Impaired social motivation (asociality) is a disabling negative symptom of schizophrenia with no effective pharmacologic treatment; MDMA has pro-social effects in healthy volunteers and other psychiatric disorders and may target social motivation deficits.
This open-label, ascending-dose, single-group trial will administer oral MDMA in ascending order (40 mg, 80 mg, 120 mg) within subjects, stopping escalation if participants exhibit moderate or greater psychotic symptoms at 24 hours.

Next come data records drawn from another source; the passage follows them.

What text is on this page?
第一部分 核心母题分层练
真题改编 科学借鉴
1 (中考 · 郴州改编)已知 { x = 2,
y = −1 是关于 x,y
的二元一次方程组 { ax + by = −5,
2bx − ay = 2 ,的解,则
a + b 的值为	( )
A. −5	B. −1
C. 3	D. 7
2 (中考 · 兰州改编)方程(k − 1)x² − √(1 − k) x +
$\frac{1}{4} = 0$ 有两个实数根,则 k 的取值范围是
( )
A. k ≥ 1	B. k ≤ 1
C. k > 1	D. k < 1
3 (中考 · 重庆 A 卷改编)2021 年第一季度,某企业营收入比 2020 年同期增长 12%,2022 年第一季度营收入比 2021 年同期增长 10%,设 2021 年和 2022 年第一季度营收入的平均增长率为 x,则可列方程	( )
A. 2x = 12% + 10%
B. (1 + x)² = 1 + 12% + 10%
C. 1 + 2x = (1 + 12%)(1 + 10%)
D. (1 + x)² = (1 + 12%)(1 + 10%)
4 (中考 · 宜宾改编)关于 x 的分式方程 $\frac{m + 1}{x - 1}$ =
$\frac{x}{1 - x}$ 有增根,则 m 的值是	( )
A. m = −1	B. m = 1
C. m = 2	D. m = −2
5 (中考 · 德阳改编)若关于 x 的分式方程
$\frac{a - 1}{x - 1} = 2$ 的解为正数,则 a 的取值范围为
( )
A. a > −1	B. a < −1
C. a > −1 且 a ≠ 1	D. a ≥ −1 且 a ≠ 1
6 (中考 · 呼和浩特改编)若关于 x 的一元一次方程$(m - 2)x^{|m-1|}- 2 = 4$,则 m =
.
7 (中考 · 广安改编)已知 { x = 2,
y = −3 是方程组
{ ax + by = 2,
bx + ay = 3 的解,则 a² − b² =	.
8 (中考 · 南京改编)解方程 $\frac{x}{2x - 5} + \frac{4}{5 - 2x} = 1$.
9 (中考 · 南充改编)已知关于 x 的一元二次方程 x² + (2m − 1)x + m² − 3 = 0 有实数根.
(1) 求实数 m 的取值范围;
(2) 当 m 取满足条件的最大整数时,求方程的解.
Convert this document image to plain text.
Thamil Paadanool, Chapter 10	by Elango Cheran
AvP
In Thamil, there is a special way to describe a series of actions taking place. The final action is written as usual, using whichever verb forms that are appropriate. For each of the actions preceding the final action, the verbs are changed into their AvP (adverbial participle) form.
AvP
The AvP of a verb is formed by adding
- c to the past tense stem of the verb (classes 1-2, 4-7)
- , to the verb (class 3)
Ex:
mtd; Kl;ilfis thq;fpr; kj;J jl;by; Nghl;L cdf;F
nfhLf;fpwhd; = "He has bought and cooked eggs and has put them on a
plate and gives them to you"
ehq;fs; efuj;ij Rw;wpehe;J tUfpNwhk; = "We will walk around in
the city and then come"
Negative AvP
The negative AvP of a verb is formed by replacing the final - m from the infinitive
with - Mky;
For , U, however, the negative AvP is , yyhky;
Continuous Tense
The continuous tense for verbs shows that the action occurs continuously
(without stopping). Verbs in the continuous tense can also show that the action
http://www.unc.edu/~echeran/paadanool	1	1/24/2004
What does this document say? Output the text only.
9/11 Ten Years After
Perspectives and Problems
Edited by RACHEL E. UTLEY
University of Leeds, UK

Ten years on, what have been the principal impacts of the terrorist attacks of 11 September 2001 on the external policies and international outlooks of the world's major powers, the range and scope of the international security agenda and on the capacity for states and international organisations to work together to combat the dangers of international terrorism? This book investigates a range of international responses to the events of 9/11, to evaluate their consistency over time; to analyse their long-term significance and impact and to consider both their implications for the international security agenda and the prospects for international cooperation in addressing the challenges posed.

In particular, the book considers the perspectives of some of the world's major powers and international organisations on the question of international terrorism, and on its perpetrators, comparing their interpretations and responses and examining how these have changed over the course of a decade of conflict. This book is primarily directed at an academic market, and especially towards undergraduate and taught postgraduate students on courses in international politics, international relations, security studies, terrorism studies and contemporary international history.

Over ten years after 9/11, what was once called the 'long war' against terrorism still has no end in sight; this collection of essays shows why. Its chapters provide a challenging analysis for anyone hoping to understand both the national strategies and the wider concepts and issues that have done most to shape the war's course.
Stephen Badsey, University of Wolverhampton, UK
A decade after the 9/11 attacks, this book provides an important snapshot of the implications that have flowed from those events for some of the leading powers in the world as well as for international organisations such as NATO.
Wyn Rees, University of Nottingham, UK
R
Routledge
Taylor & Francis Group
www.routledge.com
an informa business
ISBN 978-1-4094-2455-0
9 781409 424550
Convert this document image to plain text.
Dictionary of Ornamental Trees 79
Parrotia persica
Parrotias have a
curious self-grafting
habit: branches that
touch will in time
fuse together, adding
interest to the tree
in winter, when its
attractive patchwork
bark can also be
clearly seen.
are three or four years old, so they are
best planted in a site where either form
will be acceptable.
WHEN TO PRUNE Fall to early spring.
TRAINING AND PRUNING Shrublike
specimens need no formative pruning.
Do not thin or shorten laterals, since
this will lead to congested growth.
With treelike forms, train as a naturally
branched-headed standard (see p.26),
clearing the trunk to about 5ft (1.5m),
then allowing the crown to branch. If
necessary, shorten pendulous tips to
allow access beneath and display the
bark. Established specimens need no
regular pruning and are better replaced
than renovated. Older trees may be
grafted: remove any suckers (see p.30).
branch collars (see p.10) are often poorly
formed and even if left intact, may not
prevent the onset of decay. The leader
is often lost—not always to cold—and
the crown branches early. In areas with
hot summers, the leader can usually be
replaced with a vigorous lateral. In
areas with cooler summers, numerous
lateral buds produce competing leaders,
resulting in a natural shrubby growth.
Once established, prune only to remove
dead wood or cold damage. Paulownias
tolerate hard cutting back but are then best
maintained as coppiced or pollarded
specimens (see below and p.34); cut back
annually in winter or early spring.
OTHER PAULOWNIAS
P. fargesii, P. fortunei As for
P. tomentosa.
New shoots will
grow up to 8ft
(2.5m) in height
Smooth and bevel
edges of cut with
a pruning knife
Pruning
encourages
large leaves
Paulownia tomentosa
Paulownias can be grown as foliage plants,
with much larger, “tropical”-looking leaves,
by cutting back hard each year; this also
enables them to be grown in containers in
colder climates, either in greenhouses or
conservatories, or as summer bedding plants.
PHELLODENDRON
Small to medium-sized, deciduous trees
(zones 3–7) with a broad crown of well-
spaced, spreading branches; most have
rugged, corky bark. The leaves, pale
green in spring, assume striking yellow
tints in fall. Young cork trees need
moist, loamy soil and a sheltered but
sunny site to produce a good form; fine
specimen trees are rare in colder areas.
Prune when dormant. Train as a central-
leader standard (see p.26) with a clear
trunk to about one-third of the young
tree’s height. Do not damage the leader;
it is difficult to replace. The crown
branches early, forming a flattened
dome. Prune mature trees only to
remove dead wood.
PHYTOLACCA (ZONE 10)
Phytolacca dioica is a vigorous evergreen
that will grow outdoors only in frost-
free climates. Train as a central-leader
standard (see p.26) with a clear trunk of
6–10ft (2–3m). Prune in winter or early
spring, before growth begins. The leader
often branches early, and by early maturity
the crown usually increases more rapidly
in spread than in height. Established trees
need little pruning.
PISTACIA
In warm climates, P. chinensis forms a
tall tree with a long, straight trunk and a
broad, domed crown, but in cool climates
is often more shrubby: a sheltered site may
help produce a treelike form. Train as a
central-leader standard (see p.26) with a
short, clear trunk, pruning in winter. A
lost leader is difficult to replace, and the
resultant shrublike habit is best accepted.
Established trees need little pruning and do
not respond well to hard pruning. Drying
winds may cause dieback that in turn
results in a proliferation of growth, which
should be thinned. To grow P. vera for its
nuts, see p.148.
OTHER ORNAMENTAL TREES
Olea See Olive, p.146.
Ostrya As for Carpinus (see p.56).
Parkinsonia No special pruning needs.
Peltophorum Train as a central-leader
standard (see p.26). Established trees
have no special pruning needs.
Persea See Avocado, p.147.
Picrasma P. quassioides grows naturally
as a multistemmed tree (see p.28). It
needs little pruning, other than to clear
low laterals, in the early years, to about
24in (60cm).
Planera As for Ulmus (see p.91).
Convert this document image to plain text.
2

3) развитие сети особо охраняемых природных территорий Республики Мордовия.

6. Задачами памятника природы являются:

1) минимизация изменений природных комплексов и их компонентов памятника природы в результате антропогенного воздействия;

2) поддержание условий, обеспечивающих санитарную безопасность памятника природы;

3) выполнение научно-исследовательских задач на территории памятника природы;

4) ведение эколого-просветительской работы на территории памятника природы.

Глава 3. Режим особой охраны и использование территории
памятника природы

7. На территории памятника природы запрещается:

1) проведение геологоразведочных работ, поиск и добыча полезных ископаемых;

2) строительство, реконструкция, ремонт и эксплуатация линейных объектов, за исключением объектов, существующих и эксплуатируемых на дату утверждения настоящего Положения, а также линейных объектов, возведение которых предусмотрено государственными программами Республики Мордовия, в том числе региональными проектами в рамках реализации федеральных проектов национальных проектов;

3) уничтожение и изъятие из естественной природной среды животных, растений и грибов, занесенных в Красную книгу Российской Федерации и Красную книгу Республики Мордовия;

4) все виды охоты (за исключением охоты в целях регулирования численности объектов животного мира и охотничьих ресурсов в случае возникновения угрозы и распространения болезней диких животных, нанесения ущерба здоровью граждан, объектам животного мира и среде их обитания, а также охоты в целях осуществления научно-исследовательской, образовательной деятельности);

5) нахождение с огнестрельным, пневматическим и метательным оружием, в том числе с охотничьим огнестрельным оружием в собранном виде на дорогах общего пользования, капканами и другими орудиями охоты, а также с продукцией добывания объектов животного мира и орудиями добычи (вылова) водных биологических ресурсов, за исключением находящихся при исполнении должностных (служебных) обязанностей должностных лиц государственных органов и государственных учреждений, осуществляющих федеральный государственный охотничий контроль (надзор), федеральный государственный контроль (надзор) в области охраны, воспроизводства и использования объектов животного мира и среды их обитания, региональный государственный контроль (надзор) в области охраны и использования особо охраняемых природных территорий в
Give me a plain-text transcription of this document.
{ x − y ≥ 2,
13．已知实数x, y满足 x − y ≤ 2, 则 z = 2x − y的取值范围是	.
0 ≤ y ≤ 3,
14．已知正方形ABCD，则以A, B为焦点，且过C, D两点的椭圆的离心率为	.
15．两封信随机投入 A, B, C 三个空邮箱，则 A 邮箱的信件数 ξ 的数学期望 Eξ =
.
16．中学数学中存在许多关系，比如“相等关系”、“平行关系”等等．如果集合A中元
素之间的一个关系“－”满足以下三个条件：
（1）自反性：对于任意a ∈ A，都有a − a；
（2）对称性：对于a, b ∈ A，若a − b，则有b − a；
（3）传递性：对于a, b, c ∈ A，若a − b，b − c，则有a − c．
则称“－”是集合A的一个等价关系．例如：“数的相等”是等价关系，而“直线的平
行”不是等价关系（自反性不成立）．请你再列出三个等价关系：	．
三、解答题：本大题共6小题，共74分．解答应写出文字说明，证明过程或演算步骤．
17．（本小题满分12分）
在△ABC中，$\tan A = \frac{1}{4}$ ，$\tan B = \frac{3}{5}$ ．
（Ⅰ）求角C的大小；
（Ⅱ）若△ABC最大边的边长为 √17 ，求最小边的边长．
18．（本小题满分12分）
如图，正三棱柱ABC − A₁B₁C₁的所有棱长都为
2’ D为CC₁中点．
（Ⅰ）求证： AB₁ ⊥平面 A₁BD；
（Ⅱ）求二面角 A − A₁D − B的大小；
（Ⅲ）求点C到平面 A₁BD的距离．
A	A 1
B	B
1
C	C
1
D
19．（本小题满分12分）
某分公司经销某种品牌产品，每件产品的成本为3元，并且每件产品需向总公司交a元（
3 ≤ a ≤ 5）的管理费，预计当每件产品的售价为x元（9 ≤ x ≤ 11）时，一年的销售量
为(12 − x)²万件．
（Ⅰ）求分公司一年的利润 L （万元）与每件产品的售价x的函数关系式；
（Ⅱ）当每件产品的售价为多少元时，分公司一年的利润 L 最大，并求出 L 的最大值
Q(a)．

Primary tolerability outcome is clinician-rated psychotic symptoms at 24 hours; findings will inform selection of a maximum well-tolerated dose for future efficacy studies targeting social deficits.
Within-subject ascending single doses of MDMA (40 → 80 → 120 mg) assessing tolerability.
First session 40 mg, ascending if tolerated; stop escalation if moderate+ psychotic symptoms at 24 h.
Second session 80 mg in ascending schedule.
Third session 120 mg if prior doses tolerated; primary tolerability assessed at 24 h.